Es sind ein paar Tränen geflossen, mehr aber wurde geklatscht und gelacht – und noch mehr gesungen. Nach drei Jahrzehnten hat die Gemeinde von St. Georg am Sonntag, 22. Juni, ihre Kirchenmusikerin Angelika Sutor verabschiedet. Mit einem Gottesdienst, dessen musikalische Wucht in dieser alten Kirche nicht oft zu hören gewesen sein dürfte. Und mit einem Fest, bei dem kaum zu überhören und zu übersehen war, dass hier eine besondere Zeit zu Ende geht.
Sutor habe „nicht nur Tasten bewegt, Noten gelesen, Stimmen geformt und Ensembles geleitet“, sagte Stadtpfarrer Daniel Reichel in seiner Predigt. „Nein – sie hat Menschen bewegt, begleitet, inspiriert und zusammengeführt.“ Menschen allen Alters. Sutor sei eine „Seelsorgerin durch Klang“, sie habe „in diesen drei Jahrzehnten ein Stück Himmel hörbar gemacht“ und so das Evangelium verkündet: „Nicht mit Worten, sondern mit Klängen. Und oft ist ein musikalischer Moment tiefer und bleibender als jede noch so kluge Predigt.“
Solche Momente schufen im Gottesdienst mehr als 100 Sängerinnen und Sänger. Sie sangen die Missa Pueri Cantores Treverensis von Christian Matthias Heiß, ein letztes Mal dirigiert von Sutor, begleitet von Max Nockmann an der Orgel und den Freisinger Turmbläsern.
Die Stelle in Freising hatte Sutor im April 1995 – nicht lange nach dem Ende ihres Studiums –angetreten.

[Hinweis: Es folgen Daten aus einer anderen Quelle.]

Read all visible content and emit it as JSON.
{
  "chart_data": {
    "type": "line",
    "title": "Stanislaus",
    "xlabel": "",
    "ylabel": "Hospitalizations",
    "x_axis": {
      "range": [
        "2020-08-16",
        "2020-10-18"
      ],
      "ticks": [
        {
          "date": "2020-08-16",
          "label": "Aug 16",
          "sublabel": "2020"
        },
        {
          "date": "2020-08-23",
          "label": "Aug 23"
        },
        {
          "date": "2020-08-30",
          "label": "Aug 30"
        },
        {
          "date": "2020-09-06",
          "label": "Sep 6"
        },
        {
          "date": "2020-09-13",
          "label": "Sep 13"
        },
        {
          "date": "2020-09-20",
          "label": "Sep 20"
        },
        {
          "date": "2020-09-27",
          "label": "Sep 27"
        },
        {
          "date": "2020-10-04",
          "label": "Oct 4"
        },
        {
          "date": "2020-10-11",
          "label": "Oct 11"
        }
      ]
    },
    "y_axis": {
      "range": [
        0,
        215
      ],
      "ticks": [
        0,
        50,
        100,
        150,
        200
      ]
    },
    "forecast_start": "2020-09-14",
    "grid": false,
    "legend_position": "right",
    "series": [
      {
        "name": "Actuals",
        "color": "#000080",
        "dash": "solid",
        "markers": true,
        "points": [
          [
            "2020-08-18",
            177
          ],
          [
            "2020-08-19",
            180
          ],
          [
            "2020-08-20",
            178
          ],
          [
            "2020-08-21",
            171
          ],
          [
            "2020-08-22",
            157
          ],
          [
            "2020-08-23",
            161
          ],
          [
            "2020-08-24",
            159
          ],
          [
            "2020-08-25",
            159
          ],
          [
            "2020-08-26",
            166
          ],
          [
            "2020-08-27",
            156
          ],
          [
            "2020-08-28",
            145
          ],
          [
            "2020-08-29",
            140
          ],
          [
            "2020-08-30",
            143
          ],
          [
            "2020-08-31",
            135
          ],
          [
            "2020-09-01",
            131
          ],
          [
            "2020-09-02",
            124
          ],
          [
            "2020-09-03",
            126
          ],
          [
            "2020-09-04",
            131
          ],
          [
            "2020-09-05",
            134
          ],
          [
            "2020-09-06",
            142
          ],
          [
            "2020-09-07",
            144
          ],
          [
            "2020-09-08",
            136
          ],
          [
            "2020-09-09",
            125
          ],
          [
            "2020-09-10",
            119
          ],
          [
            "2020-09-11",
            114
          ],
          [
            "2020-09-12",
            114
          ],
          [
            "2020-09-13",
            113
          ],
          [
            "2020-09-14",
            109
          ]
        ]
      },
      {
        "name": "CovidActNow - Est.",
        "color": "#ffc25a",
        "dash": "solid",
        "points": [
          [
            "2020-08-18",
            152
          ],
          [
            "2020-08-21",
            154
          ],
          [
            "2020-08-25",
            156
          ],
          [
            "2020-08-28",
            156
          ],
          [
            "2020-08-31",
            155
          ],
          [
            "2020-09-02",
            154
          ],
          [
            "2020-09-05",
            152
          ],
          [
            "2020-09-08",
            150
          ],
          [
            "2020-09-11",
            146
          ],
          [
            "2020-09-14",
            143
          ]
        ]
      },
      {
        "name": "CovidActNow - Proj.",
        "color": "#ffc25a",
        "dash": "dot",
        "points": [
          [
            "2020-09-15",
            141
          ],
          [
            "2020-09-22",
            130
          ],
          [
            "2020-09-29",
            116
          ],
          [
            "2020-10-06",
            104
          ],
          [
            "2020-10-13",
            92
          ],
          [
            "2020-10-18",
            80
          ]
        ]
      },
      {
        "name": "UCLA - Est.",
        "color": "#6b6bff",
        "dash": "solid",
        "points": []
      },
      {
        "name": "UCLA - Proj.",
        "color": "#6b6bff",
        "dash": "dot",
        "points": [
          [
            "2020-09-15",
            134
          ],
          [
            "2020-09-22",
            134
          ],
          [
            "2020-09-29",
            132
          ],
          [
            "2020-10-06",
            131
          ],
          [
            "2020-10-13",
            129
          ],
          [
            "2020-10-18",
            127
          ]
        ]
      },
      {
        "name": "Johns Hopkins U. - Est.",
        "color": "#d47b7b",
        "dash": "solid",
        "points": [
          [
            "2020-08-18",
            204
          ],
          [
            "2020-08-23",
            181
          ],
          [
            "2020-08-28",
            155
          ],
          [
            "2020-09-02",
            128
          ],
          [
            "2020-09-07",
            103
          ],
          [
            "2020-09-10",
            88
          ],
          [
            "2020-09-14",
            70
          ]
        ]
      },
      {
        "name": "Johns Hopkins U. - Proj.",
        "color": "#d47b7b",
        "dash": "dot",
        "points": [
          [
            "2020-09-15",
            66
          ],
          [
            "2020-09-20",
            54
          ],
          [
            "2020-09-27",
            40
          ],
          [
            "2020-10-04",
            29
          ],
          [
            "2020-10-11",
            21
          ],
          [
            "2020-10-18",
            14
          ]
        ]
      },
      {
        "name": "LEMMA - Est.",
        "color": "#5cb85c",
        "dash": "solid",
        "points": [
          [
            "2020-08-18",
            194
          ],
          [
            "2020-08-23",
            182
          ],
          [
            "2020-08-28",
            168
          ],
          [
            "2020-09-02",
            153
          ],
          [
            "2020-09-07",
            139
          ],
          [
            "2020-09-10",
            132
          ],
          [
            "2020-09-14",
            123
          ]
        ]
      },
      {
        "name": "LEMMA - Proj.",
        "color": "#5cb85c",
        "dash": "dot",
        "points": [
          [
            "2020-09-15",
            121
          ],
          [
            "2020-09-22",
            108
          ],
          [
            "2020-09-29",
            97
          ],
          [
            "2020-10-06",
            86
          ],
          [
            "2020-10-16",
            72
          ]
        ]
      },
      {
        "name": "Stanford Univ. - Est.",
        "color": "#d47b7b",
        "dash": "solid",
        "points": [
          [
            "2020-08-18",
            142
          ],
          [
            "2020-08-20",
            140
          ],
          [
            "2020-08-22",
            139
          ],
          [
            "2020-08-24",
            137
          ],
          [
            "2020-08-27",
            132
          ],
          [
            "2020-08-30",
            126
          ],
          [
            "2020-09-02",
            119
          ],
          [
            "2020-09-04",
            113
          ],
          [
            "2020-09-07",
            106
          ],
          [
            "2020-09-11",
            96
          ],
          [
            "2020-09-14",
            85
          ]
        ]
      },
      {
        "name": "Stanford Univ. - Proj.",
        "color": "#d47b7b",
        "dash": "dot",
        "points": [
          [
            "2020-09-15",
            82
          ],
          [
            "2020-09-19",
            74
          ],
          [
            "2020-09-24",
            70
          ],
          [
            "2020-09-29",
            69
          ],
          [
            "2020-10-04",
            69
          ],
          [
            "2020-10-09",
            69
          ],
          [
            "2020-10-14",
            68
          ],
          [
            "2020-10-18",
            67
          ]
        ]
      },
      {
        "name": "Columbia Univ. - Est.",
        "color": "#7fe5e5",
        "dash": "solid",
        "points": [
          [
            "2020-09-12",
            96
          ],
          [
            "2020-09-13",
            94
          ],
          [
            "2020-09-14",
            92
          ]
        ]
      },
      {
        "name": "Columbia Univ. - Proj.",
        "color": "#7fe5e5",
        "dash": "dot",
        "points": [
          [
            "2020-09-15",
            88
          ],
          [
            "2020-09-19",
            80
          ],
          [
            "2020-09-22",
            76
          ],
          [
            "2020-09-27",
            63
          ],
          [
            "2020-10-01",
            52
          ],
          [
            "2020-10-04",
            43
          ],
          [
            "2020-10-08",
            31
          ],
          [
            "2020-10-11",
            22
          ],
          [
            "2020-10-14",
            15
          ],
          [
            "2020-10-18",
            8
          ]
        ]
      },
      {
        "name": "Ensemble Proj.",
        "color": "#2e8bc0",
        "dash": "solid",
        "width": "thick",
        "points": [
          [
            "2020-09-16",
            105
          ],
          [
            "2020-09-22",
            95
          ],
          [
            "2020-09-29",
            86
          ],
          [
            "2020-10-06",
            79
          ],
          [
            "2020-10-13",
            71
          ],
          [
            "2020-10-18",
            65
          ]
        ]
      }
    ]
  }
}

Nun wechselt sie diese und zieht nach Bad Tölz. „Du hast dich mit Herz und Seele eingebracht, und das wird uns allen sehr fehlen“, sagte Birgit Flegler, die Vorsitzende des Pfarrgemeinderats. Und sie erinnerte an Sutors große Spontaneität, was Probenpläne, Messen oder Konzerte betrifft. „Doch am Ende wussten wir dann noch immer vor Beginn des Gottesdienstes, was wir singen würden.“
Konstanze Schöntaler und Pfarrerin Manuela Urbansky berichteten davon, wie hoch die Anziehungskraft von Sutors anspruchsvoller Chorarbeit auch für evangelische Freisinger gewesen sei. „Wir haben uns immer willkommen gefühlt im St. Georgs-Haus.“ Und Verwaltungsleiterin Liese Maier rief nicht zuletzt ins Gedächtnis, wie Sutor während der Corona-Pandemie die Kirchenmusik habe weiterleben lassen, wie sie in dieser Zeit Musikern ermöglicht habe, ihrer Leidenschaft und ihrem Beruf nachzugehen – und wie sie den auf Abstand im Kirchenschiff verteilten Gemeindemitgliedern trotz der seltsamen Atmosphäre besondere Erlebnisse verschaffte.
Zahlreiche gesungene Darbietungen der verschiedenen Ensembles, die Sutor leitete, gestalteten den Empfang nach der Messe, in dem auch die immer wieder mit großem Applaus Gefeierte das Wort ergriff. „Meine berufliche, geistige und geistliche Heimat zu verlassen, fällt mir schwer“, sagte Sutor. Mit Freude denke sie an die Zeit in Freising zurück, an die überraschende Entwicklung, die manch eine brummende Kinderstimme plötzlich genommen habe, an ihre preisgekrönten Jugend-A-Capella-Ensembles Chiave und Boice, an „ein geistiges Miteinander, gestärkt durch gemeinsame Aufführungen“. Und doch habe sie der Gedanke begleitet, „noch einmal einen neuen Start zu wagen“, eine „neue berufliche und private Perspektive“ zu öffnen.
An ihrer neuen Kirchenmusikerinnen-Stelle wird sie nun endlich, nach drei Jahrzehnten, auf einem eigenen Dirigentenpodest stehen und arbeiten können. Ein Geschenk der Chöre – und etwas, das in Bad Tölz bislang nicht vorhanden war, wie Recherchen ergeben haben. Und das ist sicher der geringste aller Gewinne, die die Tölzer aus Sutors Wechsel ziehen können. Aber wenn sie das Podium umdreht, hat sie weiterhin Freising vor Augen: die Unterschriften der Musikerinnen und Musiker, die sie nun gehen lassen müssen.